Salah satu hal penting dalam pertemuan tersebut adalah kondisi bahwa Indonesia dan Sudan saat ini belum memiliki dokumen formal kerja sama pertahanan bilateral. Karena itu, kedua negara masih perlu membahas kerangka kelembagaan dan landasan kerja sama yang dapat menjadi pijakan bagi pengembangan kemitraan pertahanan ke depan.

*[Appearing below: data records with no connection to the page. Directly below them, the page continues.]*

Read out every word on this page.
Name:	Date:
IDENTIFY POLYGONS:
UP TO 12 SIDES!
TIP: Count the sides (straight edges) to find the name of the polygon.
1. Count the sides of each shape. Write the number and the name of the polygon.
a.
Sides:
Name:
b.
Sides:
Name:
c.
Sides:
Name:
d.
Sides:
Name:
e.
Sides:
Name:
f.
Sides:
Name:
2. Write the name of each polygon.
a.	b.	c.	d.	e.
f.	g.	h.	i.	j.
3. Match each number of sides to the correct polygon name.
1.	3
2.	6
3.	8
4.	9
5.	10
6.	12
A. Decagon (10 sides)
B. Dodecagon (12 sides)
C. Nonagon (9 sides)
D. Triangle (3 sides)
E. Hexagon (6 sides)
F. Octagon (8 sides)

Kerja sama pendidikan dan pelatihan militer berpotensi menjadi salah satu ruang penguatan hubungan pertahanan kedua negara. Pertukaran pengetahuan, peningkatan kapasitas sumber daya manusia, serta pengembangan kemampuan pertahanan dapat menjadi bagian dari proses tersebut apabila nantinya disepakati dalam kerangka kerja sama resmi.
Sementara itu, isu ketahanan pangan juga mendapat perhatian. Bidang tersebut menunjukkan bahwa pembicaraan pertahanan tidak semata-mata berkaitan dengan aspek militer dalam arti sempit, tetapi dapat bersinggungan dengan ketahanan nasional dan kapasitas negara menghadapi berbagai tantangan strategis.
Pertemuan Sjafrie dengan Hassan Daoud Kabron Kian sekaligus menjadi bagian dari upaya membuka ruang komunikasi pertahanan yang lebih luas antara Jakarta dan Khartoum.
Bagi Indonesia, pengembangan hubungan pertahanan dengan negara lain tetap perlu dibangun berdasarkan prinsip saling menghormati, kepentingan bersama, serta kerangka kelembagaan yang jelas.
Dengan pendekatan bertahap dan terukur, komunikasi Indonesia dan Sudan diharapkan dapat berkembang menjadi kemitraan yang lebih konkret sekaligus memberikan manfaat bagi kedua negara.
Pertemuan tersebut menegaskan komitmen Indonesia dan Sudan untuk terus menjajaki hubungan pertahanan yang saling menghormati, berkelanjutan, dan berorientasi pada kepentingan bersama.